Capítulo: 1: Capítulo 1
Era su tercer aniversario y Gloria estaba preparando con alegría una cena suntuosa para su marido.
David había salido por motivos de trabajo, pero volvería a casa en cualquier momento, lo que la ponía nerviosa.
Quería que todo saliera perfecto, tal y como a él le gustaba.
Por eso preparó todos los platos y lo dispuso todo tal y como a David le gustaba.
Tres años de matrimonio quizá no sean algo especial para la gente, pero para Gloria era un gran logro.
Solo ella sabe cuánto esfuerzo había dedicado a mantener estable este matrimonio.
Se sorprendió cuando David le pidió de repente que se casara con él el día de su vigésimo cumpleaños y se casaron en menos de una semana.
Siempre había querido que David fuera su novio desde que tenía doce años, pero nunca se había atrevido a invitarle a salir.
Gloria nunca habría imaginado, ni siquiera en sus sueños más descabellados, que David le pediría de repente que se casara con él y que se convertiría en la señora Collin de la noche a la mañana.
Pero estos tres años no han sido un camino de rosas para ella.
Aunque fue David quien le pidió matrimonio, a lo largo de estos tres años se ha comportado de forma fría con ella.
Nunca era él quien iniciaba una conversación, ni habían compartido ningún momento romántico.
Si no fuera porque hacía el amor con Gloria todas las noches, ella habría pensado que él no la quería.
Pero tras pasar tantos años con él, Gloria pensó que así era como se comportaba normalmente.
Aunque era frío y distante, siempre la había cuidado, lo que mantenía a Gloria contenta.
¿Pero quién habría pensado que su sueño se desmoronaría hoy?
El ruido del coche hizo que Gloria se despertara y, tras comprobar rápidamente que todo estaba perfecto tal y como ella quería, su rostro se iluminó de alegría.
Se miró en el espejo y salió a recibir a su marido, pero David ya estaba sentado en el salón con el rostro impasible.
La estaba esperando y, cuando ella se acercó a él, le mostró unos papeles que había sobre la mesita del salón.
Gloria cogió los papeles y abrió mucho los ojos, sorprendida.
—David… ¿qué es esto? Si se trata de algún tipo de broma, no lo vuelvas a hacer, por favor —dijo Gloria, devolviendo los papeles a su sitio y sentándose en el sofá, con las rodillas temblando por la sorpresa que David le había preparado.
«Esto no es ninguna broma», respondió David con su habitual tono frío. Gloria se levantó sobresaltada, pero, debido a su movimiento brusco, perdió el equilibrio y estuvo a punto de caerse, aunque logró recuperarse agarrándose al reposabrazos del sofá.
«David, me estás asustando.
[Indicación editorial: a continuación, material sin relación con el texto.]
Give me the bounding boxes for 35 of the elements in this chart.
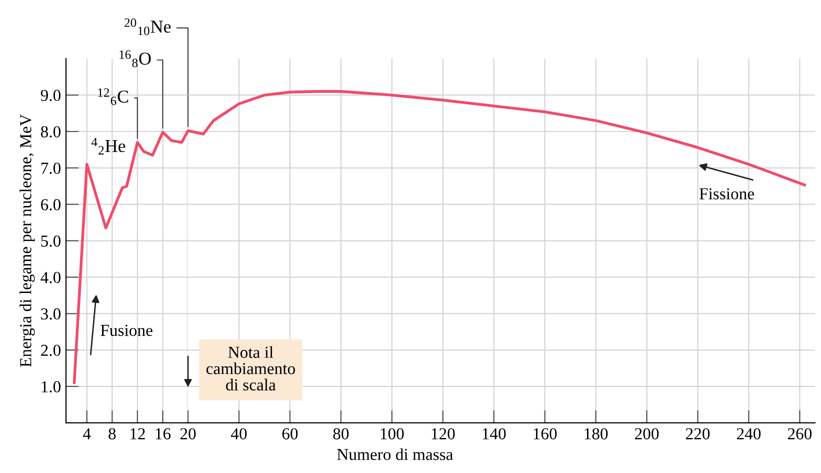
y-tick-label: 7.0 [41,162,61,174]
y-tick-label: 4.0 [40,272,61,284]
x-tick-label: 20 [180,428,196,440]
x-tick-label: 220 [686,428,710,440]
annotation: $^{12}$$_{6}$C [98,88,128,106]
y-tick-label: 2.0 [41,344,61,356]
x-tick-label: 260 [788,428,812,440]
x-tick-label: 200 [635,428,659,440]
annotation: $^{20}$$_{10}$Ne [124,18,171,36]
annotation: Nota il cambiamento di scala [206,346,295,390]
x-tick-label: 120 [432,428,455,440]
annotation: Fissione [699,188,754,200]
y-axis-title: Energia di legame per nucleone, MeV [20,114,35,367]
y-tick-label: 8.0 [40,126,61,138]
y-tick-label: 3.0 [41,308,61,320]
x-tick-label: 160 [534,428,557,440]
x-tick-label: 100 [380,428,404,440]
x-tick-label: 180 [584,428,608,440]
annotation: Fusione [100,324,152,336]
y-tick-label: 5.0 [41,235,61,247]
x-axis-title: Numero di massa [337,448,454,460]
y-tick-label: 1.0 [42,381,61,392]
y-tick-label: 6.0 [41,199,61,210]
x-tick-label: 60 [282,428,298,440]
annotation: $^{16}$$_{8}$O [120,50,151,68]
x-tick-label: 80 [333,428,349,440]
y-tick-label: 9.0 [40,90,61,102]
x-tick-label: 16 [156,428,171,440]
x-tick-label: 8 [108,428,116,440]
x-tick-label: 4 [83,428,91,440]
x-tick-label: 240 [736,428,761,440]
x-tick-label: 140 [482,428,506,440]
x-tick-label: 40 [230,428,247,440]
annotation: $^{4}$$_{2}$He [91,138,126,154]
x-tick-label: 12 [130,428,145,440]
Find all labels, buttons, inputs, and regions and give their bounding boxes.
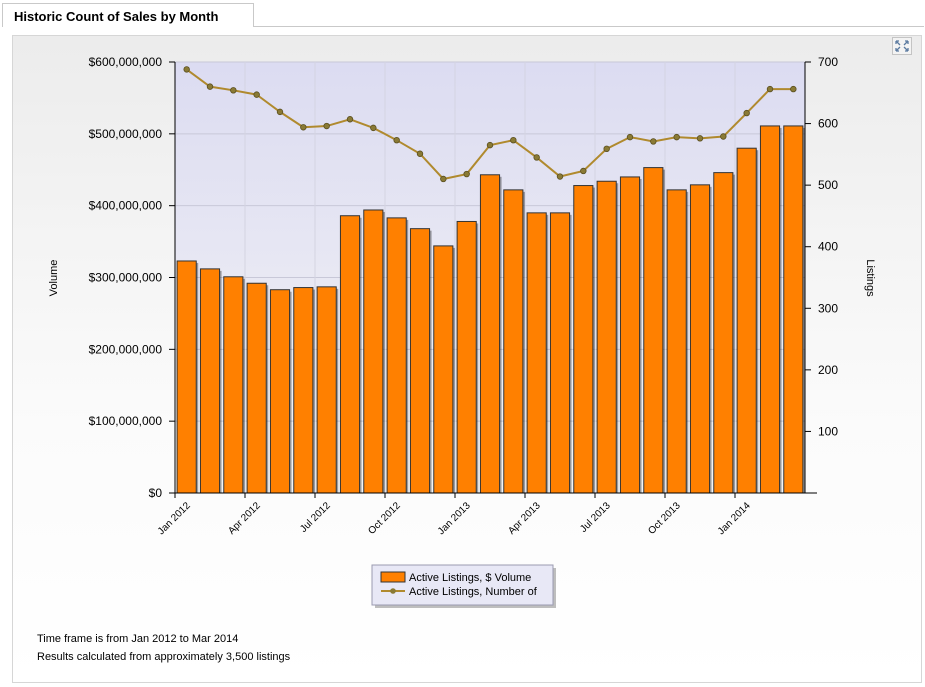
y2-axis-label: Listings xyxy=(864,259,876,297)
footnote-listings: Results calculated from approximately 3,… xyxy=(37,651,291,663)
bar xyxy=(573,185,594,494)
line-marker xyxy=(486,141,494,149)
bar xyxy=(689,184,711,494)
line-marker xyxy=(276,108,284,116)
legend-label-number: Active Listings, Number of xyxy=(409,586,538,598)
bar xyxy=(596,180,617,494)
line-marker xyxy=(206,83,214,90)
x-tick-label: Jan 2014 xyxy=(716,500,753,537)
expand-arrows-icon[interactable] xyxy=(892,37,912,55)
bar xyxy=(176,260,197,494)
line-marker xyxy=(673,133,680,141)
x-tick-label: Oct 2012 xyxy=(366,500,403,537)
bar xyxy=(316,286,337,494)
bar xyxy=(549,212,571,494)
line-marker xyxy=(253,91,260,98)
line-marker xyxy=(696,135,704,142)
line-marker xyxy=(510,136,517,144)
bar xyxy=(293,287,314,494)
footnote-timeframe: Time frame is from Jan 2012 to Mar 2014 xyxy=(37,633,239,645)
line-marker xyxy=(650,138,657,145)
y2-tick-label: 400 xyxy=(818,240,838,254)
line-marker xyxy=(533,154,540,161)
line-marker xyxy=(720,133,727,140)
tab-divider xyxy=(254,26,924,27)
bar xyxy=(713,172,734,494)
bar xyxy=(246,282,267,494)
bar xyxy=(503,189,524,494)
legend-label-volume: Active Listings, $ Volume xyxy=(409,572,531,584)
y-tick-label: $100,000,000 xyxy=(89,414,163,428)
line-marker xyxy=(463,170,470,178)
x-tick-label: Jan 2013 xyxy=(436,500,473,537)
bar xyxy=(643,167,664,494)
line-marker xyxy=(183,66,190,73)
line-marker xyxy=(300,124,307,131)
bar xyxy=(433,245,454,494)
chart-title: Historic Count of Sales by Month xyxy=(14,9,219,24)
line-marker xyxy=(626,133,634,141)
y-axis-ticks: $0 $100,000,000 $200,000,000 $300,000,000 $4… xyxy=(89,55,175,500)
line-marker xyxy=(370,124,377,132)
line-marker xyxy=(766,85,774,93)
y2-axis-ticks: 100 200 300 400 500 600 700 xyxy=(805,55,838,438)
y-tick-label: $200,000,000 xyxy=(89,342,163,356)
bar xyxy=(409,228,431,494)
x-tick-label: Jan 2012 xyxy=(156,500,193,537)
legend-marker-number xyxy=(390,588,396,594)
y-tick-label: $400,000,000 xyxy=(89,199,163,213)
y-tick-label: $0 xyxy=(149,486,163,500)
bar xyxy=(456,220,477,494)
line-marker xyxy=(603,145,610,153)
bar xyxy=(386,217,407,494)
y2-tick-label: 300 xyxy=(818,301,838,315)
bar xyxy=(199,268,221,494)
x-tick-label: Jul 2012 xyxy=(298,500,333,535)
bar xyxy=(526,212,547,494)
y2-tick-label: 100 xyxy=(818,424,838,438)
line-marker xyxy=(556,173,564,180)
bar xyxy=(666,189,687,494)
line-marker xyxy=(790,85,797,93)
line-marker xyxy=(416,150,424,157)
y-tick-label: $300,000,000 xyxy=(89,271,163,285)
bar xyxy=(269,289,291,494)
bar xyxy=(759,125,781,494)
bar xyxy=(339,215,361,494)
bar-series xyxy=(176,125,805,494)
y2-tick-label: 700 xyxy=(818,55,838,69)
legend: Active Listings, $ Volume Active Listing… xyxy=(371,564,556,608)
y2-tick-label: 600 xyxy=(818,117,838,131)
line-marker xyxy=(440,175,447,183)
x-tick-label: Jul 2013 xyxy=(578,500,613,535)
x-tick-label: Oct 2013 xyxy=(646,500,683,537)
y2-tick-label: 200 xyxy=(818,363,838,377)
line-marker xyxy=(393,136,400,144)
y-tick-label: $600,000,000 xyxy=(89,55,163,69)
legend-swatch-volume xyxy=(380,571,406,583)
line-marker xyxy=(743,109,750,117)
bar xyxy=(223,276,244,494)
bar xyxy=(619,176,641,494)
line-marker xyxy=(580,167,587,175)
bar xyxy=(363,209,384,494)
y-axis-label: Volume xyxy=(48,260,60,297)
y2-tick-label: 500 xyxy=(818,178,838,192)
y-tick-label: $500,000,000 xyxy=(89,127,163,141)
bar xyxy=(479,174,501,494)
x-tick-label: Apr 2012 xyxy=(226,500,263,537)
line-series xyxy=(183,66,797,183)
line-marker xyxy=(346,116,354,123)
chart-tab[interactable]: Historic Count of Sales by Month xyxy=(2,3,254,27)
x-tick-label: Apr 2013 xyxy=(506,500,543,537)
line-marker xyxy=(230,87,237,94)
x-axis-ticks: Jan 2012 Apr 2012 Jul 2012 Oct 2012 Jan 2013… xyxy=(156,493,753,537)
line-marker xyxy=(323,122,330,130)
bar xyxy=(783,125,804,494)
bar xyxy=(736,147,757,494)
Hoy es nuestro tercer aniversario. ¿Qué estás diciendo? ¿Quieres que me divorcie? ¿Puedo saber qué ha pasado de repente?», dijo Gloria mientras se acercaba a él y se arrodillaba frente a él, mirándole a los ojos.
Aún esperaba que fuera una broma y que David se riera diciendo que la había engañado, aunque no era propio de él bromear.
Pero su rostro estaba serio y no parecía que estuviera bromeando.
«Gloria, no te hagas la inocente. Sabes por qué me casé contigo en su momento. Ahora he resuelto todos mis problemas y Lia está sana. Ya no puedo seguir contigo. Así que divorciémonos», dijo mientras se levantaba del sofá.
Se dirigió hacia las escaleras, dejando a Gloria totalmente desorientada y confundida.
«Lia». Esa palabra salió de su boca y no podía creer lo que oía.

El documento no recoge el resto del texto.